ESMO 2010
Professor Alberto Sobrero - San Martino Hospital, Genoa, Italy
Clinical trials evaluating treatment of colorectal cancer
Interviewer, Gordon McVie.
GM: Professor Sobrero, you’re the big Italian expert on colorectal cancer, European expert maybe, from Genoa. Thanks for giving us a couple of minutes. Now the sessions in colorectal cancer here at ESMO?
AS: Well we just finished that session and that was devoted to four major trials, three were phase III trials and they were devoted to two new agents and one agent that is already on the market. The first two presentations dealt with Cediranib and there was very much hope because of the rationale that supported this drug. It is a more complete inhibitor of VEGF TK so theoretically it should have worked. Instead, both trials were negative. By negative I don’t mean that they were negative under every respect, actually the first trial, the HORIZON 2 was positive in terms of PFS but you have to take into consideration that the first trial compared just chemotherapy versus chemotherapy plus Cediranib. So you have to compare with the standard of care today, that is chemotherapy plus Bevacizumab, and that’s the content, the goal, of the second trial, HORIZON 3 and that is where the drug actually failed because it was no better, actually. Quality of life was worse, treatment duration was shorter and there was no better response rate, PFS or survival. So we were so disheartened about that.
GM: But we have to do those studies and it’s good to get the negative data out there and people don’t need to re-do the study and they can take some lessons forward. My view is that you frequently, given the evidence of resistance in the face of a mechanism that should have worked, and you go back and sometimes you can find out what the cause of the resistance is.

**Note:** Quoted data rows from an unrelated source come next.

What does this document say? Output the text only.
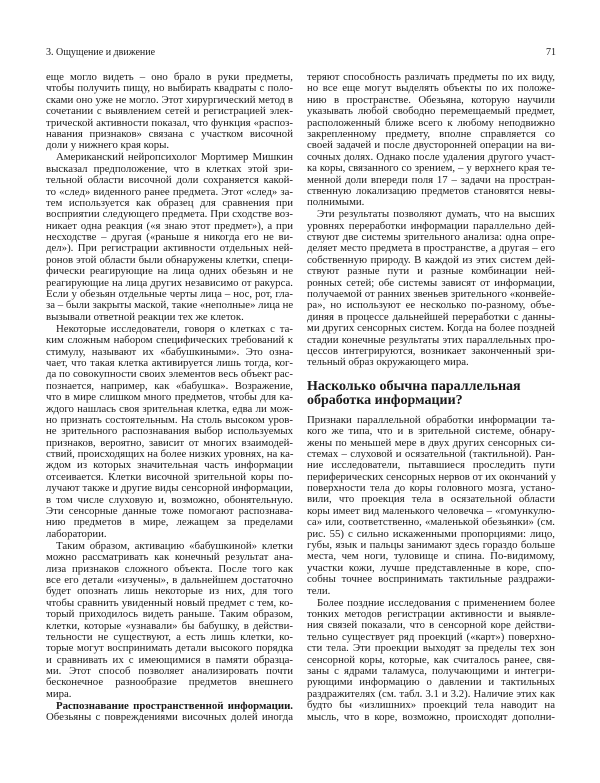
3. Ощущение и движение	71
еще могло видеть – оно брало в руки предметы,
чтобы получить пищу, но выбирать квадраты с поло-
сками оно уже не могло. Этот хирургический метод в
сочетании с выявлением сетей и регистрацией элек-
трической активности показал, что функция «распоз-
навания признаков» связана с участком височной
доли у нижнего края коры.
Американский нейропсихолог Мортимер Мишкин
высказал предположение, что в клетках этой зри-
тельной области височной доли сохраняется какой-
то «след» виденного ранее предмета. Этот «след» за-
тем используется как образец для сравнения при
восприятии следующего предмета. При сходстве воз-
никает одна реакция («я знаю этот предмет»), а при
несходстве – другая («раньше я никогда его не ви-
дел»). При регистрации активности отдельных ней-
ронов этой области были обнаружены клетки, специ-
фически реагирующие на лица одних обезьян и не
реагирующие на лица других независимо от ракурса.
Если у обезьян отдельные черты лица – нос, рот, гла-
за – были закрыты маской, такие «неполные» лица не
вызывали ответной реакции тех же клеток.
Некоторые исследователи, говоря о клетках с та-
ким сложным набором специфических требований к
стимулу, называют их «бабушкиными». Это озна-
чает, что такая клетка активируется лишь тогда, ког-
да по совокупности своих элементов весь объект рас-
познается, например, как «бабушка». Возражение,
что в мире слишком много предметов, чтобы для ка-
ждого нашлась своя зрительная клетка, едва ли мож-
но признать состоятельным. На столь высоком уров-
не зрительного распознавания выбор используемых
признаков, вероятно, зависит от многих взаимодей-
ствий, происходящих на более низких уровнях, на ка-
ждом из которых значительная часть информации
отсеивается. Клетки височной зрительной коры по-
лучают также и другие виды сенсорной информации,
в том числе слуховую и, возможно, обонятельную.
Эти сенсорные данные тоже помогают распознава-
нию предметов в мире, лежащем за пределами
лаборатории.
Таким образом, активацию «бабушкиной» клетки
можно рассматривать как конечный результат ана-
лиза признаков сложного объекта. После того как
все его детали «изучены», в дальнейшем достаточно
будет опознать лишь некоторые из них, для того
чтобы сравнить увиденный новый предмет с тем, ко-
торый приходилось видеть раньше. Таким образом,
клетки, которые «узнавали» бы бабушку, в действи-
тельности не существуют, а есть лишь клетки, ко-
торые могут воспринимать детали высокого порядка
и сравнивать их с имеющимися в памяти образца-
ми. Этот способ позволяет анализировать почти
бесконечное разнообразие предметов внешнего
мира.
Распознавание пространственной информации.
Обезьяны с повреждениями височных долей иногда
теряют способность различать предметы по их виду,
но все еще могут выделять объекты по их положе-
нию в пространстве. Обезьяна, которую научили
указывать любой свободно перемещаемый предмет,
расположенный ближе всего к любому неподвижно
закрепленному предмету, вполне справляется со
своей задачей и после двусторонней операции на ви-
сочных долях. Однако после удаления другого участ-
ка коры, связанного со зрением, – у верхнего края те-
менной доли впереди поля 17 – задачи на простран-
ственную локализацию предметов становятся невы-
полнимыми.
Эти результаты позволяют думать, что на высших
уровнях переработки информации параллельно дей-
ствуют две системы зрительного анализа: одна опре-
деляет место предмета в пространстве, а другая – его
собственную природу. В каждой из этих систем дей-
ствуют разные пути и разные комбинации ней-
ронных сетей; обе системы зависят от информации,
получаемой от ранних звеньев зрительного «конвейе-
ра», но используют ее несколько по-разному, объе-
диняя в процессе дальнейшей переработки с данны-
ми других сенсорных систем. Когда на более поздней
стадии конечные результаты этих параллельных про-
цессов интегрируются, возникает законченный зри-
тельный образ окружающего мира.
Насколько обычна параллельная
обработка информации?
Признаки параллельной обработки информации та-
кого же типа, что и в зрительной системе, обнару-
жены по меньшей мере в двух других сенсорных си-
стемах – слуховой и осязательной (тактильной). Ран-
ние исследователи, пытавшиеся проследить пути
периферических сенсорных нервов от их окончаний у
поверхности тела до коры головного мозга, устано-
вили, что проекция тела в осязательной области
коры имеет вид маленького человечка – «гомункулю-
са» или, соответственно, «маленькой обезьянки» (см.
рис. 55) с сильно искаженными пропорциями: лицо,
губы, язык и пальцы занимают здесь гораздо больше
места, чем ноги, туловище и спина. По-видимому,
участки кожи, лучше представленные в коре, спо-
собны точнее воспринимать тактильные раздражи-
тели.
Более поздние исследования с применением более
тонких методов регистрации активности и выявле-
ния связей показали, что в сенсорной коре действи-
тельно существует ряд проекций («карт») поверхно-
сти тела. Эти проекции выходят за пределы тех зон
сенсорной коры, которые, как считалось ранее, свя-
заны с ядрами таламуса, получающими и интегри-
рующими информацию о давлении и тактильных
раздражителях (см. табл. 3.1 и 3.2). Наличие этих как
будто бы «излишних» проекций тела наводит на
мысль, что в коре, возможно, происходят дополни-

AS: Yes, you are absolutely right but the issue here is did we really need more than 2,000 patients to answer that question? That leads us to the second part of the session and that was the paper dedicated to this new agent, the hedgehog inhibitor in advanced colorectal cancer. Again this was presented by Jordan Berlin and was a 200 patient study that was chemotherapy Bev plus/minus the new hedgehog inhibitor, isn’t that a wonderful design? 200 patients, so for a randomised phase II that should give a clear-cut answer whether to go or not go with a 2,000 patient study. And it gave a clear-cut answer – no benefit.
GM: Red light.
AS: Red light. Even Jordan Berlin, the presenter, concluded very nicely and correctly that that was a sign not to go ahead. So here we are, we’re left with the last presentation and the last presentation did not deal with novel agents, it dealt with an agent that is on the market and that is Cetuximab. Now the Nordic countries ran a very nice study of their regimen of FOLFOX, their variation, plus or minus Cetuximab. Now the disheartening part here is that no benefit was found.
GM: Why, do you think?
AS: Well I had to discuss the paper and I crushed my head over that. You obviously always have three classical interpretations – first the investigators were biased, so bias, and that was not the case.
GM: Unlikely.
AS: Well it’s a no. This group of investigators did not present this study at ASCO, they decided to postpone it because they wanted to be sure of the results, that’s amazing. So bias is out. Chance? Yes, this is the only study showing a lower response rate in the KRAS wild-type to the combination of chemo plus Cetuximab than in the KRAS mutated, one out of eleven. So you say that’s an outlier. Well, if you look at the confidence interval, chance may still play a role but you get the feeling that that’s extremely unlikely so you have to accept the third possible interpretation and that is true interaction, with what? With Oxaliplatin or with the schedule of a few. Now it’s more difficult to accept the notion that the schedule of a few, same drug, different schedule, induces a negative interaction, whereas if you look at the whole story of FOLFIRI plus Cetuximab, there is a solid, rocky, granitic story. And the story of Oxaliplatin, FOLFOX, plus Cetuximab – more shaky. Overall I presented four or five pieces of evidence for this type of interpretation. So with all the caution we can conclude that the message is that Oxaliplatin is not a good partner for Cetuximab overall whenever it is used in first line.
GM: I missed your discussion but that summary was brilliant.